Improvement of Hydrogen Embrittlement by Void Formation at Coating Layers of Sb-Added Al-Si-Coated Hot-Press-Forming Steels

Abstract

Al-Si coating can prevent the oxidation or decarburization of hot-press forming (HPF) steel surfaces; however, high reactivity of Al with the moisture promotes to uptake H atoms at high temperatures, and the coating prevents the out-diffusion of H atoms absorbed inside the steel. These H atoms trapped within the substrate result in an H-induced degradation of sheet formability as well as tensile properties, called hydrogen embrittlement (HE). In this study, the addition of Sb was suggested, based on its role in adjusting the relative diffusivity of Fe and Al/Si and in activating the formation of Kirkendall and surface voids as strong H-trapping sites inside the coating. The detailed microstructural evolution of voids and coating structures was investigated by a laboratory-scale HPF simulation test to correlate it with the H intrusion/emission behavior after the HPF simulation. Furthermore, the effectiveness of Sb addition in improving resistance to HE was demonstrated through industrial HPF processes and subsequent investigations of bending properties.
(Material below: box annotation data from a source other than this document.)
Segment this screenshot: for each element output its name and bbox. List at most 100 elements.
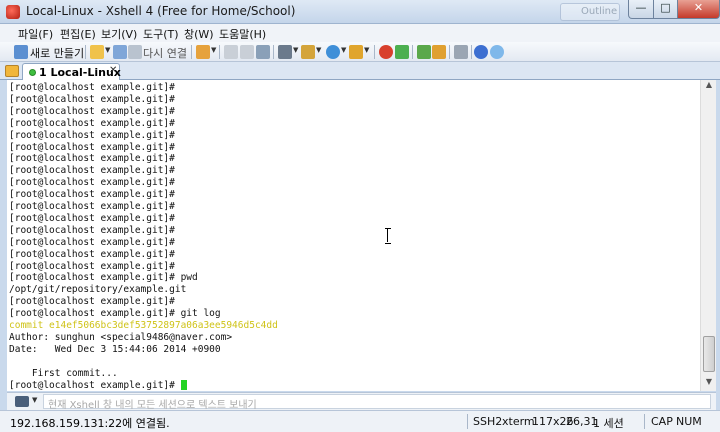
toolbar-separator <box>471 45 472 59</box>
chevron-down-icon[interactable]: ▼ <box>316 46 321 54</box>
reconnect-icon <box>128 45 142 59</box>
chat-icon[interactable] <box>490 45 504 59</box>
print-icon[interactable] <box>278 45 292 59</box>
connection-status: 192.168.159.131:22에 연결됨. <box>10 417 170 430</box>
compose-keyboard-icon[interactable] <box>15 396 29 407</box>
terminal-line: [root@localhost example.git]# <box>9 93 175 105</box>
terminal-line: [root@localhost example.git]# <box>9 82 175 93</box>
reconnect-button[interactable]: 다시 연결 <box>143 45 187 61</box>
new-session-button[interactable]: 새로 만들기 <box>30 45 84 61</box>
copy-icon[interactable] <box>224 45 238 59</box>
toolbar-separator <box>412 45 413 59</box>
terminal-line: [root@localhost example.git]# <box>9 129 175 141</box>
terminal-line: [root@localhost example.git]# <box>9 236 175 248</box>
chevron-down-icon[interactable]: ▼ <box>32 396 37 404</box>
connected-status-icon <box>29 69 36 76</box>
status-separator <box>467 414 468 429</box>
compose-bar: ▼ 현재 Xshell 창 내의 모든 세션으로 텍스트 보내기 <box>7 392 716 411</box>
title-bar: Local-Linux - Xshell 4 (Free for Home/Sc… <box>0 0 720 24</box>
chevron-down-icon[interactable]: ▼ <box>341 46 346 54</box>
terminal-line: [root@localhost example.git]# <box>9 117 175 129</box>
terminal-line: First commit... <box>9 367 118 379</box>
terminal-line: Date: Wed Dec 3 15:44:06 2014 +0900 <box>9 343 221 355</box>
layout-icon[interactable] <box>417 45 431 59</box>
terminal-output[interactable]: [root@localhost example.git]# [root@local… <box>7 80 700 391</box>
terminal-line: [root@localhost example.git]# <box>9 248 175 260</box>
terminal-cursor <box>180 379 187 390</box>
xshell-app-icon[interactable] <box>6 5 20 19</box>
menu-view[interactable]: 보기(V) <box>101 26 137 42</box>
menu-edit[interactable]: 편집(E) <box>60 26 96 42</box>
compose-placeholder: 현재 Xshell 창 내의 모든 세션으로 텍스트 보내기 <box>48 400 257 411</box>
new-session-icon <box>14 45 28 59</box>
properties-icon[interactable] <box>196 45 210 59</box>
paste-icon[interactable] <box>240 45 254 59</box>
link-icon[interactable] <box>113 45 127 59</box>
close-button[interactable]: ✕ <box>677 0 720 19</box>
terminal-line: [root@localhost example.git]# <box>9 201 175 212</box>
menu-window[interactable]: 창(W) <box>184 26 214 42</box>
status-terminal-type: xterm <box>502 415 535 428</box>
session-tab-local-linux[interactable]: 1 Local-Linux ✕ <box>22 63 121 80</box>
chevron-down-icon[interactable]: ▼ <box>293 46 298 54</box>
script-icon[interactable] <box>349 45 363 59</box>
menu-bar: 파일(F) 편집(E) 보기(V) 도구(T) 창(W) 도움말(H) <box>0 24 720 42</box>
scrollbar-thumb[interactable] <box>703 336 715 372</box>
terminal-cursor-line: [root@localhost example.git]# <box>9 379 187 392</box>
terminal-line: [root@localhost example.git]# <box>9 153 175 165</box>
terminal-line: [root@localhost example.git]# <box>9 105 175 117</box>
chevron-down-icon[interactable]: ▼ <box>105 46 110 54</box>
terminal-line: [root@localhost example.git]# <box>9 296 175 308</box>
status-caps-lock: CAP <box>651 415 673 428</box>
toolbar: 새로 만들기 ▼ 다시 연결 ▼ ▼ ▼ ▼ ▼ <box>0 42 720 62</box>
menu-help[interactable]: 도움말(H) <box>219 26 266 42</box>
toolbar-separator <box>374 45 375 59</box>
session-manager-icon[interactable] <box>5 65 19 77</box>
terminal-line: [root@localhost example.git]# <box>9 177 175 189</box>
chevron-down-icon[interactable]: ▼ <box>211 46 216 54</box>
terminal-line: commit e14ef5066bc3def53752897a06a3ee594… <box>9 320 278 331</box>
ibeam-cursor-icon <box>385 228 391 244</box>
menu-file[interactable]: 파일(F) <box>18 26 53 42</box>
status-session-count: 1 세션 <box>593 417 624 430</box>
keyboard-icon[interactable] <box>454 45 468 59</box>
terminal-line: [root@localhost example.git]# <box>9 141 175 153</box>
lock-icon[interactable] <box>432 45 446 59</box>
menu-tools[interactable]: 도구(T) <box>143 26 179 42</box>
terminal-scrollbar[interactable]: ▲ ▼ <box>700 80 716 391</box>
background-window-label: Outline <box>581 6 618 17</box>
status-protocol: SSH2 <box>473 415 503 428</box>
find-icon[interactable] <box>256 45 270 59</box>
xftp-icon[interactable] <box>379 45 393 59</box>
open-folder-icon[interactable] <box>90 45 104 59</box>
terminal-line: [root@localhost example.git]# pwd <box>9 272 198 284</box>
maximize-button[interactable]: □ <box>653 0 678 19</box>
close-icon: ✕ <box>693 1 704 14</box>
status-separator <box>644 414 645 429</box>
chevron-down-icon[interactable]: ▼ <box>364 46 369 54</box>
transfer-icon[interactable] <box>301 45 315 59</box>
minimize-icon: — <box>635 1 647 14</box>
scroll-up-icon[interactable]: ▲ <box>701 80 717 94</box>
toolbar-separator <box>191 45 192 59</box>
scroll-down-icon[interactable]: ▼ <box>701 377 717 391</box>
toolbar-separator <box>449 45 450 59</box>
terminal-line: [root@localhost example.git]# <box>9 224 175 236</box>
tunnel-icon[interactable] <box>395 45 409 59</box>
session-tab-bar: 1 Local-Linux ✕ <box>0 62 720 80</box>
close-tab-icon[interactable]: ✕ <box>109 65 117 76</box>
help-icon[interactable] <box>474 45 488 59</box>
toolbar-separator <box>85 45 86 59</box>
status-num-lock: NUM <box>676 415 702 428</box>
status-bar: 192.168.159.131:22에 연결됨. SSH2 xterm 117x… <box>0 410 720 432</box>
terminal-line: /opt/git/repository/example.git <box>9 284 187 296</box>
terminal-line: [root@localhost example.git]# <box>9 260 175 272</box>
background-window-tab: Outline <box>560 3 620 21</box>
globe-icon[interactable] <box>326 45 340 59</box>
window-title: Local-Linux - Xshell 4 (Free for Home/Sc… <box>26 4 296 18</box>
terminal-line: Author: sunghun <special9486@naver.com> <box>9 331 233 343</box>
maximize-icon: □ <box>660 1 671 14</box>
compose-input[interactable]: 현재 Xshell 창 내의 모든 세션으로 텍스트 보내기 <box>43 394 711 411</box>
minimize-button[interactable]: — <box>628 0 654 19</box>
terminal-line: [root@localhost example.git]# <box>9 189 175 201</box>
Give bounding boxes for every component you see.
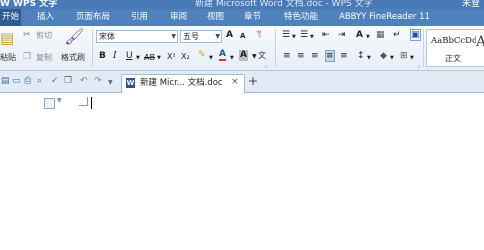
chinese-layout-button[interactable]: A: [356, 30, 363, 41]
chevron-down-icon[interactable]: ▼: [292, 32, 296, 43]
style-next-sample: A: [476, 34, 484, 50]
chevron-down-icon[interactable]: ▼: [367, 53, 371, 64]
chevron-down-icon[interactable]: ▼: [410, 53, 414, 64]
menu-bar: 开始 插入 页面布局 引用 审阅 视图 章节 特色功能 ABBYY FineRe…: [0, 9, 484, 26]
redo-icon[interactable]: ↷: [94, 76, 102, 87]
paragraph-marker-icon[interactable]: [44, 98, 55, 109]
font-size-value: 五号: [183, 32, 199, 41]
format-painter-button[interactable]: 格式刷: [61, 52, 85, 63]
chevron-down-icon[interactable]: ▼: [171, 31, 176, 42]
line-spacing-button[interactable]: ↕: [357, 51, 365, 62]
font-color-button[interactable]: A: [219, 50, 226, 61]
group-divider: [92, 29, 93, 67]
font-size-combo[interactable]: 五号 ▼: [180, 30, 222, 43]
italic-button[interactable]: I: [113, 51, 117, 62]
show-marks-button[interactable]: ↵: [393, 30, 401, 41]
align-right-button[interactable]: ≡: [311, 51, 319, 62]
style-normal[interactable]: AaBbCcDd 正文: [426, 29, 478, 67]
group-divider: [423, 29, 424, 67]
decrease-indent-button[interactable]: ⇤: [322, 30, 330, 41]
align-center-button[interactable]: ≡: [297, 51, 305, 62]
spellcheck-icon[interactable]: ✓: [51, 76, 59, 87]
tab-sections[interactable]: 章节: [244, 9, 261, 26]
chevron-down-icon[interactable]: ▼: [57, 97, 62, 104]
tab-review[interactable]: 审阅: [170, 9, 187, 26]
borders-button[interactable]: ⊞: [400, 51, 408, 62]
app-title: W WPS 文字: [0, 0, 58, 9]
chevron-down-icon[interactable]: ▼: [252, 51, 257, 62]
open-icon[interactable]: ▭: [12, 76, 21, 87]
print-icon[interactable]: ⎙: [24, 76, 31, 87]
chevron-down-icon[interactable]: ▼: [215, 31, 220, 42]
highlight-icon[interactable]: ✎: [198, 50, 206, 61]
strikethrough-button[interactable]: AB: [144, 52, 155, 63]
bold-button[interactable]: B: [99, 51, 106, 62]
document-page[interactable]: ▼: [0, 93, 484, 250]
window-title: 新建 Microsoft Word 文档.doc - WPS 文字: [195, 0, 373, 9]
copy-icon[interactable]: ❐: [23, 52, 31, 63]
chevron-down-icon[interactable]: ▼: [230, 53, 234, 64]
word-document-icon: W: [126, 78, 135, 88]
tab-document[interactable]: W 新建 Micr... 文档.doc ×: [121, 74, 245, 93]
title-bar: W WPS 文字 新建 Microsoft Word 文档.doc - WPS …: [0, 0, 484, 9]
table-grid-icon[interactable]: ▦: [376, 30, 385, 41]
font-name-combo[interactable]: 宋体 ▼: [96, 30, 178, 43]
numbering-button[interactable]: ☰: [300, 30, 308, 41]
chevron-down-icon[interactable]: ▼: [157, 53, 161, 64]
chevron-down-icon[interactable]: ▼: [209, 53, 213, 64]
close-icon[interactable]: ×: [231, 77, 239, 88]
insert-textbox-icon[interactable]: ▣: [410, 29, 421, 41]
char-shading-button[interactable]: A: [239, 50, 248, 61]
align-left-button[interactable]: ≡: [283, 51, 291, 62]
document-tab-label: 新建 Micr... 文档.doc: [140, 78, 223, 88]
ribbon-home: ▤ 粘贴 ✂ 剪切 ❐ 复制 🖌 格式刷 宋体 ▼ 五号 ▼ A A ꔳ B I…: [0, 26, 484, 71]
chevron-down-icon[interactable]: ▼: [310, 32, 314, 43]
tab-abbyy-finereader[interactable]: ABBYY FineReader 11: [339, 9, 430, 26]
paragraph-dialog-launcher-icon[interactable]: ⌟: [417, 60, 420, 71]
margin-corner-mark: [79, 97, 88, 106]
format-painter-icon[interactable]: 🖌: [64, 28, 84, 46]
new-tab-button[interactable]: +: [248, 75, 258, 87]
tab-home[interactable]: 开始: [0, 9, 22, 26]
grow-font-button[interactable]: A: [226, 30, 233, 41]
clear-format-button[interactable]: ꔳ: [256, 30, 262, 41]
customize-toolbar-icon[interactable]: ▼: [108, 77, 113, 88]
tab-special-features[interactable]: 特色功能: [284, 9, 318, 26]
tab-references[interactable]: 引用: [131, 9, 148, 26]
export-pdf-icon[interactable]: ❐: [64, 76, 72, 87]
chevron-down-icon[interactable]: ▼: [136, 53, 140, 64]
scissors-icon[interactable]: ✂: [23, 30, 31, 41]
tab-insert[interactable]: 插入: [37, 9, 54, 26]
tab-page-layout[interactable]: 页面布局: [76, 9, 110, 26]
paste-icon[interactable]: ▤: [0, 29, 14, 47]
shading-button[interactable]: ◆: [380, 51, 387, 62]
style-sample: AaBbCcDd: [431, 36, 478, 46]
distributed-align-button[interactable]: ≡: [340, 51, 348, 62]
chevron-down-icon[interactable]: ▼: [366, 32, 370, 43]
paste-label[interactable]: 粘贴: [0, 52, 16, 63]
style-next-preview[interactable]: A: [476, 29, 484, 67]
superscript-button[interactable]: X²: [167, 51, 176, 62]
cut-button[interactable]: 剪切: [36, 30, 52, 41]
save-icon[interactable]: ▤: [1, 76, 10, 87]
document-tab-bar: ▤ ▭ ⎙ ⌕ ✓ ❐ ↶ ↷ ▼ W 新建 Micr... 文档.doc × …: [0, 71, 484, 93]
subscript-button[interactable]: X₂: [181, 51, 190, 62]
undo-icon[interactable]: ↶: [80, 76, 88, 87]
chevron-down-icon[interactable]: ▼: [390, 53, 394, 64]
justify-button[interactable]: ≡: [325, 50, 335, 62]
bullets-button[interactable]: ☰: [282, 30, 290, 41]
shrink-font-button[interactable]: A: [240, 31, 245, 42]
login-button[interactable]: 未登: [462, 0, 480, 9]
copy-button[interactable]: 复制: [36, 52, 52, 63]
increase-indent-button[interactable]: ⇥: [338, 30, 346, 41]
style-name: 正文: [445, 54, 461, 63]
wps-writer-window: W WPS 文字 新建 Microsoft Word 文档.doc - WPS …: [0, 0, 484, 250]
font-dialog-launcher-icon[interactable]: ⌟: [264, 60, 267, 71]
tab-view[interactable]: 视图: [207, 9, 224, 26]
print-preview-icon[interactable]: ⌕: [37, 76, 42, 87]
text-cursor: [91, 97, 92, 109]
underline-button[interactable]: U: [126, 51, 133, 62]
group-divider: [275, 29, 276, 67]
font-name-value: 宋体: [99, 32, 115, 41]
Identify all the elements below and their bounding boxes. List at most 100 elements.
The reduced diffusivity of Al and Si and the consequently increased fraction of voids effectively prevented the H intrusion. Concurrently, the voids provided emission routes of diffusible H atoms, thereby improving the resistance to bending crack propagation. This favorable role in enhancing resistance to HE suggests that the optimal Al-Si coating design by adjusting the Sb content and void fraction would secure wide applications of high-strength HPF steel sheets.